Defendants’ do not appear to argue that the defamation claims are fanciful, only that Plaintiff’s allegations are insufficient. (See Opp. at 15 (“Plaintiff fails to allege facts sufficient to support malice.”).) But the “propriety of remand based on fraudulent joinder depends solely on whether a claim against the purported sham defendant may be stated, not whether one has been or may be stated based on the present or future evidentiary record ... For that reason, courts routinely grant motions to remand even where, as here, a plaintiff has not yet stated a viable claim against the purportedly fraudulently joined defendant and/or the present evidentiary record would not support liability as to the purportedly fraudulently joined defendant.” McBee v.
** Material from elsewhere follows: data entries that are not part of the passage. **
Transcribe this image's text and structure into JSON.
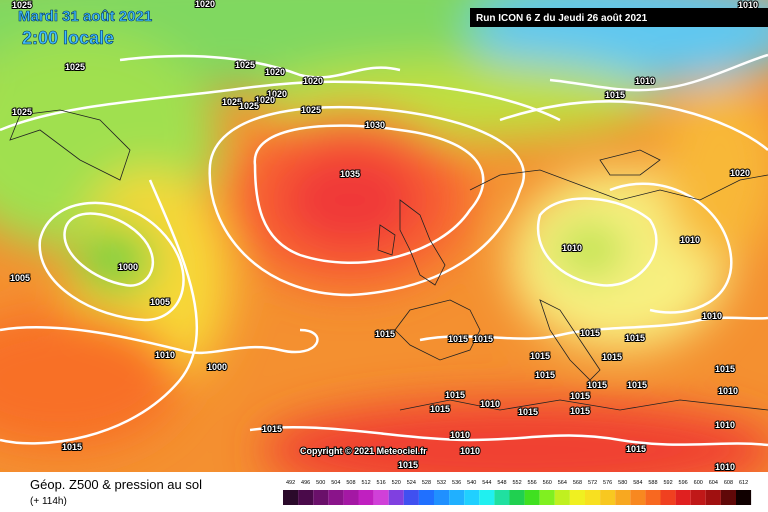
{
  "header": {
    "date": "Mardi 31 août 2021",
    "time": "2:00 locale",
    "run": "Run ICON 6 Z du Jeudi 26 août 2021"
  },
  "copyright": "Copyright © 2021 Meteociel.fr",
  "footer": {
    "title": "Géop. Z500 & pression au sol",
    "subtitle": "(+ 114h)"
  },
  "isobar_labels": [
    "1020",
    "1010",
    "1025",
    "1025",
    "1025",
    "1020",
    "1020",
    "1020",
    "1020",
    "1025",
    "1025",
    "1025",
    "1025",
    "1030",
    "1035",
    "1010",
    "1015",
    "1020",
    "1010",
    "1010",
    "1000",
    "1005",
    "1005",
    "1010",
    "1000",
    "1015",
    "1015",
    "1015",
    "1010",
    "1015",
    "1015",
    "1015",
    "1015",
    "1015",
    "1015",
    "1015",
    "1015",
    "1010",
    "1015",
    "1015",
    "1010",
    "1015",
    "1015",
    "1015",
    "1010",
    "1015",
    "1015",
    "1015",
    "1010",
    "1015",
    "1010",
    "1010"
  ],
  "scale": {
    "labels": [
      "492",
      "496",
      "500",
      "504",
      "508",
      "512",
      "516",
      "520",
      "524",
      "528",
      "532",
      "536",
      "540",
      "544",
      "548",
      "552",
      "556",
      "560",
      "564",
      "568",
      "572",
      "576",
      "580",
      "584",
      "588",
      "592",
      "596",
      "600",
      "604",
      "608",
      "612"
    ],
    "colors": [
      "#2a0a2a",
      "#4a0a4a",
      "#6a106a",
      "#8a148a",
      "#a418a4",
      "#c020c0",
      "#d040d8",
      "#8040e0",
      "#4050f0",
      "#2070ff",
      "#2090ff",
      "#20b0ff",
      "#20d0ff",
      "#20f0f0",
      "#20e0a0",
      "#20d050",
      "#40e020",
      "#80f020",
      "#c0f020",
      "#f0f020",
      "#f8e020",
      "#f8c820",
      "#f8a820",
      "#f88820",
      "#f86820",
      "#f04020",
      "#e02020",
      "#c01818",
      "#a01010",
      "#600808",
      "#100000"
    ]
  }
}
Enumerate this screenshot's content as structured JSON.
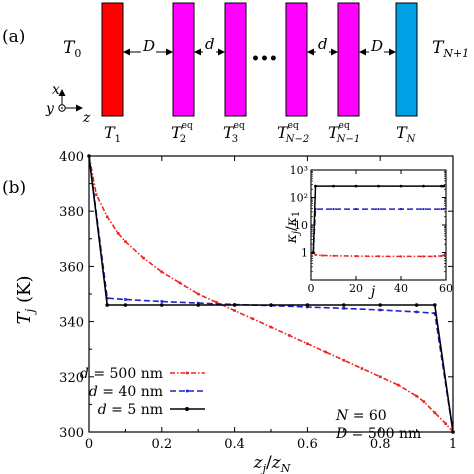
{
  "panel_a": {
    "label": "(a)",
    "t0_label": "T",
    "t0_sub": "0",
    "tn1_label": "T",
    "tn1_sub": "N+1",
    "gap_D": "D",
    "gap_d": "d",
    "dots": "•••",
    "axis_x": "x",
    "axis_y": "y",
    "axis_z": "z",
    "colors": {
      "first": "#ff0000",
      "middle": "#ff00ff",
      "last": "#00a0e6"
    },
    "slabs": [
      {
        "label": "T",
        "sub": "1",
        "sup": ""
      },
      {
        "label": "T",
        "sub": "2",
        "sup": "eq"
      },
      {
        "label": "T",
        "sub": "3",
        "sup": "eq"
      },
      {
        "label": "T",
        "sub": "N−2",
        "sup": "eq"
      },
      {
        "label": "T",
        "sub": "N−1",
        "sup": "eq"
      },
      {
        "label": "T",
        "sub": "N",
        "sup": ""
      }
    ]
  },
  "panel_b": {
    "label": "(b)"
  },
  "chart_data": [
    {
      "type": "line",
      "xlabel": "z_j / z_N",
      "ylabel": "T_j (K)",
      "xlim": [
        0,
        1
      ],
      "ylim": [
        300,
        400
      ],
      "xticks": [
        "0",
        "0.2",
        "0.4",
        "0.6",
        "0.8",
        "1"
      ],
      "yticks": [
        "300",
        "320",
        "340",
        "360",
        "380",
        "400"
      ],
      "legend": "lower-left",
      "annotation": [
        "N = 60",
        "D = 500 nm"
      ],
      "series": [
        {
          "name": "d = 500 nm",
          "color": "#ee2222",
          "style": "dash-dot",
          "x": [
            0,
            0.02,
            0.05,
            0.08,
            0.1,
            0.15,
            0.2,
            0.25,
            0.3,
            0.35,
            0.4,
            0.45,
            0.5,
            0.55,
            0.6,
            0.65,
            0.7,
            0.75,
            0.8,
            0.85,
            0.9,
            0.92,
            0.95,
            0.98,
            1.0
          ],
          "y": [
            400,
            386,
            378,
            372,
            369,
            363,
            358,
            354,
            350,
            347,
            344,
            341,
            338,
            335,
            332,
            329,
            326,
            323,
            320,
            317,
            313,
            311,
            307,
            303,
            300
          ]
        },
        {
          "name": "d = 40 nm",
          "color": "#2222cc",
          "style": "dashed",
          "x": [
            0,
            0.05,
            0.1,
            0.2,
            0.3,
            0.4,
            0.5,
            0.6,
            0.7,
            0.8,
            0.9,
            0.95,
            1.0
          ],
          "y": [
            400,
            348.5,
            348,
            347.3,
            346.7,
            346.2,
            345.8,
            345.3,
            344.8,
            344.2,
            343.5,
            343,
            300
          ]
        },
        {
          "name": "d = 5 nm",
          "color": "#000000",
          "style": "solid-dots",
          "x": [
            0,
            0.05,
            0.1,
            0.2,
            0.3,
            0.4,
            0.5,
            0.6,
            0.7,
            0.8,
            0.9,
            0.95,
            1.0
          ],
          "y": [
            400,
            346,
            346,
            346,
            346,
            346,
            346,
            346,
            346,
            346,
            346,
            346,
            300
          ]
        }
      ]
    },
    {
      "type": "line",
      "xlabel": "j",
      "ylabel": "κ_j / κ_1",
      "xlim": [
        0,
        60
      ],
      "ylim": [
        0.1,
        1000
      ],
      "yscale": "log",
      "xticks": [
        "0",
        "20",
        "40",
        "60"
      ],
      "yticks": [
        "1",
        "10",
        "10²",
        "10³"
      ],
      "series": [
        {
          "name": "d = 500 nm",
          "color": "#ee2222",
          "style": "dash-dot",
          "x": [
            1,
            2,
            5,
            10,
            20,
            30,
            40,
            50,
            55,
            58,
            59
          ],
          "y": [
            1,
            0.82,
            0.78,
            0.76,
            0.74,
            0.73,
            0.72,
            0.72,
            0.73,
            0.75,
            0.8
          ]
        },
        {
          "name": "d = 40 nm",
          "color": "#2222cc",
          "style": "dashed",
          "x": [
            1,
            2,
            10,
            20,
            30,
            40,
            50,
            58,
            59
          ],
          "y": [
            1,
            38,
            38,
            38,
            38,
            38,
            38,
            38,
            38
          ]
        },
        {
          "name": "d = 5 nm",
          "color": "#000000",
          "style": "solid-dots",
          "x": [
            1,
            2,
            10,
            20,
            30,
            40,
            50,
            58,
            59
          ],
          "y": [
            1,
            260,
            260,
            260,
            260,
            260,
            260,
            260,
            260
          ]
        }
      ]
    }
  ]
}
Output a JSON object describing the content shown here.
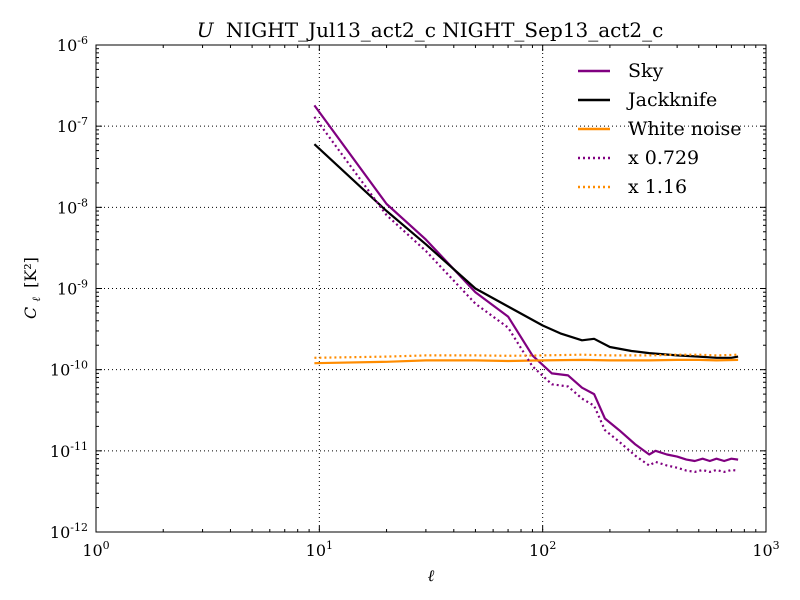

Raytheon Techs. Inc., 2024 WL 182282, at *6 (C.D. Cal. Jan. 16, 2024) (cleaned up).
In essence, Defendants have not met their heavy burden of showing that Plaintiff’s defamation claims against the individual defendants are fanciful. Accordingly, the court cannot disregard the citizenship of the individual defendants and finds that there is not complete diversity of the parties in this case.
III. Disposition
For the reasons stated above, the court GRANTS the Motion insofar as it seeks remand and REMANDS this case to Riverside Superior Court as case number CVRI 2405603.